Fabio Reato

Personal information
- Date of birth: 20 March 1993 (age 32)
- Place of birth: L'Aquila, Italy
- Position(s): Defender

Youth career
- Milan
- 2011–2012: Pavia

Senior career*
- Years: Team / Apps / (Gls)
- 2012–2015: Cesena / 0 / (0)
- 2012–2014: → Pavia (loan) / 22 / (0)
- 2014–2015: → Forlì (loan) / 3 / (0)

= Fabio Reato =

Italian footballer

Fabio Reato (born 20 March 1993) is an Italian former professional footballer who plays as a defender.

==Career==
Born in L'Aquila, Abruzzo, Reato started his career at Lombard club A.C. Milan. In 2010–11 season he was a member of Berretti under-18 team. In 2011, he was signed by Pavia. In 2012, he was signed by Serie B club Cesena on a co-ownership deal with Pavia, for €150,000 transfer fee (César Meza Colli plus €75,000). He signed a 3-year contract.

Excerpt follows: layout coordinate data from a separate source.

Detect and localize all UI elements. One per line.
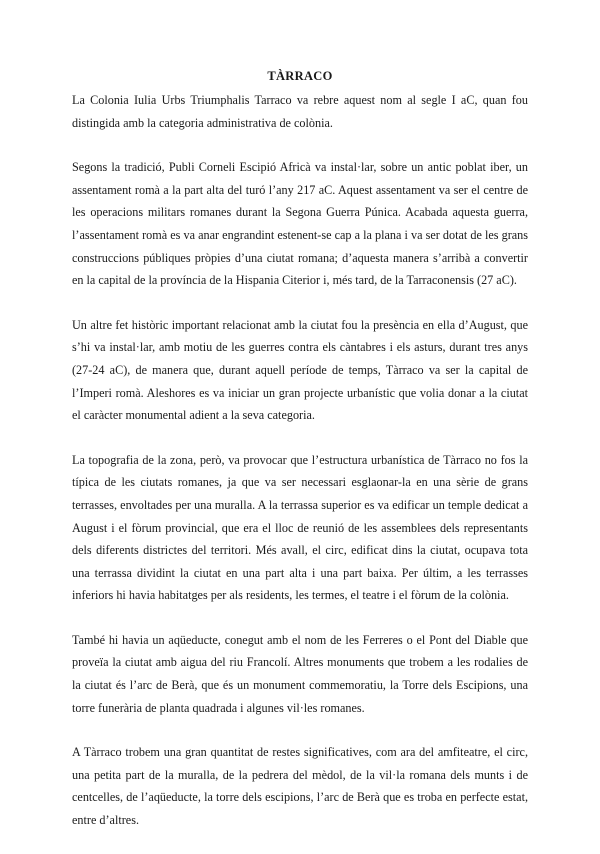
paragraph-6: A Tàrraco trobem una gran quantitat de restes significatives, com ara del amfiteatre, el circ, una petita part de la muralla, de la pedrera del mèdol, de la vil·la romana dels munts i de centcelles, de l’aqüeducte, la torre dels escipions, l’arc de Berà que es troba en perfecte estat, entre d’altres. [72,745,528,828]
document-title: TÀRRACO [267,69,333,83]
document-page [72,68,528,854]
paragraph-3: Un altre fet històric important relacionat amb la ciutat fou la presència en ella d’August, que s’hi va instal·lar, amb motiu de les guerres contra els càntabres i els asturs, durant tres anys (27-24 aC), de manera que, durant aquell període de temps, Tàrraco va ser la capital de l’Imperi romà. Aleshores es va iniciar un gran projecte urbanístic que volia donar a la ciutat el caràcter monumental adient a la seva categoria. [72,317,528,423]
paragraph-4: La topografia de la zona, però, va provocar que l’estructura urbanística de Tàrraco no fos la típica de les ciutats romanes, ja que va ser necessari esglaonar-la en una sèrie de grans terrasses, envoltades per una muralla. A la terrassa superior es va edificar un temple dedicat a August i el fòrum provincial, que era el lloc de reunió de les assemblees dels representants dels diferents districtes del territori. Més avall, el circ, edificat dins la ciutat, ocupava tota una terrassa dividint la ciutat en una part alta i una part baixa. Per últim, a les terrasses inferiors hi havia habitatges per als residents, les termes, el teatre i el fòrum de la colònia. [72,452,528,603]
paragraph-2: Segons la tradició, Publi Corneli Escipió Africà va instal·lar, sobre un antic poblat iber, un assentament romà a la part alta del turó l’any 217 aC. Aquest assentament va ser el centre de les operacions militars romanes durant la Segona Guerra Púnica. Acabada aquesta guerra, l’assentament romà es va anar engrandint estenent-se cap a la plana i va ser dotat de les grans construccions públiques pròpies d’una ciutat romana; d’aquesta manera s’arribà a convertir en la capital de la província de la Hispania Citerior i, més tard, de la Tarraconensis (27 aC). [72,160,528,288]
paragraph-5: També hi havia un aqüeducte, conegut amb el nom de les Ferreres o el Pont del Diable que proveïa la ciutat amb aigua del riu Francolí. Altres monuments que trobem a les rodalies de la ciutat és l’arc de Berà, que és un monument commemoratiu, la Torre dels Escipions, una torre funerària de planta quadrada i algunes vil·les romanes. [72,632,528,715]
paragraph-1: La Colonia Iulia Urbs Triumphalis Tarraco va rebre aquest nom al segle I aC, quan fou distingida amb la categoria administrativa de colònia. [72,93,528,130]
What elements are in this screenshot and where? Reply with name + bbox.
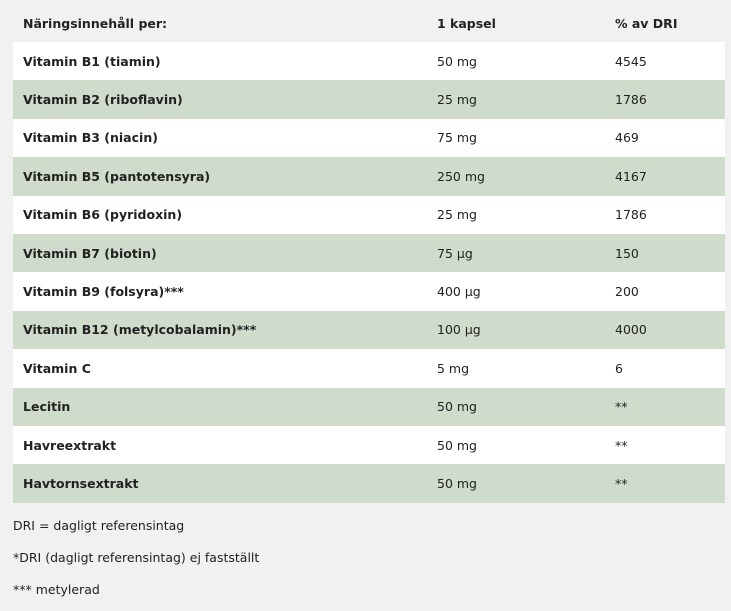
nutrient-name: Vitamin B6 (pyridoxin) <box>23 207 183 223</box>
dri-percent: 150 <box>615 245 639 261</box>
nutrient-name: Vitamin B9 (folsyra)*** <box>23 284 184 300</box>
amount-per-capsule: 100 µg <box>437 322 481 338</box>
dri-percent: 4545 <box>615 53 647 69</box>
footnote-methylated: *** metylerad <box>13 582 100 597</box>
nutrient-name: Havtornsextrakt <box>23 475 139 491</box>
dri-percent: 6 <box>615 360 623 376</box>
amount-per-capsule: 250 mg <box>437 168 485 184</box>
header-per-capsule: 1 kapsel <box>437 16 496 31</box>
nutrient-name: Vitamin B12 (metylcobalamin)*** <box>23 322 257 338</box>
dri-percent: ** <box>615 437 628 453</box>
table-row <box>13 234 725 272</box>
nutrition-table <box>13 5 725 503</box>
nutrient-name: Vitamin B5 (pantotensyra) <box>23 168 211 184</box>
nutrient-name: Havreextrakt <box>23 437 117 453</box>
dri-percent: 1786 <box>615 92 647 108</box>
table-row <box>13 80 725 118</box>
table-row <box>13 196 725 234</box>
nutrient-name: Vitamin B3 (niacin) <box>23 130 158 146</box>
table-row <box>13 426 725 464</box>
amount-per-capsule: 50 mg <box>437 475 477 491</box>
table-row <box>13 388 725 426</box>
table-header-row <box>13 5 725 42</box>
table-row <box>13 119 725 157</box>
nutrient-name: Vitamin B2 (riboflavin) <box>23 92 183 108</box>
amount-per-capsule: 50 mg <box>437 399 477 415</box>
dri-percent: ** <box>615 399 628 415</box>
nutrient-name: Vitamin B1 (tiamin) <box>23 53 161 69</box>
amount-per-capsule: 5 mg <box>437 360 470 376</box>
nutrient-name: Vitamin C <box>23 360 91 376</box>
amount-per-capsule: 400 µg <box>437 284 481 300</box>
table-body <box>13 42 725 503</box>
table-row <box>13 464 725 502</box>
dri-percent: ** <box>615 475 628 491</box>
footnote-not-established: *DRI (dagligt referensintag) ej fastställt <box>13 550 260 565</box>
table-row <box>13 311 725 349</box>
dri-percent: 4000 <box>615 322 647 338</box>
amount-per-capsule: 25 mg <box>437 92 477 108</box>
header-nutrient: Näringsinnehåll per: <box>23 16 168 31</box>
nutrient-name: Vitamin B7 (biotin) <box>23 245 157 261</box>
table-row <box>13 42 725 80</box>
nutrient-name: Lecitin <box>23 399 71 415</box>
header-dri-percent: % av DRI <box>615 16 678 31</box>
amount-per-capsule: 75 µg <box>437 245 473 261</box>
footnotes <box>13 515 259 611</box>
dri-percent: 4167 <box>615 168 647 184</box>
amount-per-capsule: 75 mg <box>437 130 477 146</box>
table-row <box>13 272 725 310</box>
dri-percent: 200 <box>615 284 639 300</box>
amount-per-capsule: 25 mg <box>437 207 477 223</box>
amount-per-capsule: 50 mg <box>437 437 477 453</box>
dri-percent: 1786 <box>615 207 647 223</box>
amount-per-capsule: 50 mg <box>437 53 477 69</box>
footnote-dri: DRI = dagligt referensintag <box>13 518 185 533</box>
table-row <box>13 349 725 387</box>
dri-percent: 469 <box>615 130 639 146</box>
table-row <box>13 157 725 195</box>
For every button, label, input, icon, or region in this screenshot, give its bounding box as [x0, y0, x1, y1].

Reato also returned to Pavia on a temporary deal in 2012–13 and 2013–14 Lega Pro Prima Divisione seasons. Cesena team-mate Matteo Zanini also joined Pavia along with Reato. In 2013 and again in 2014 the co-ownership deal were renewed.

In 2014, he left for Forlì along with L.Arrigoni, T.Arrigoni, N.Capellini, and M.Đurić. In June 2015 Cesena acquired Reato outright, as well as Pavia acquired Caio De Cenco outright.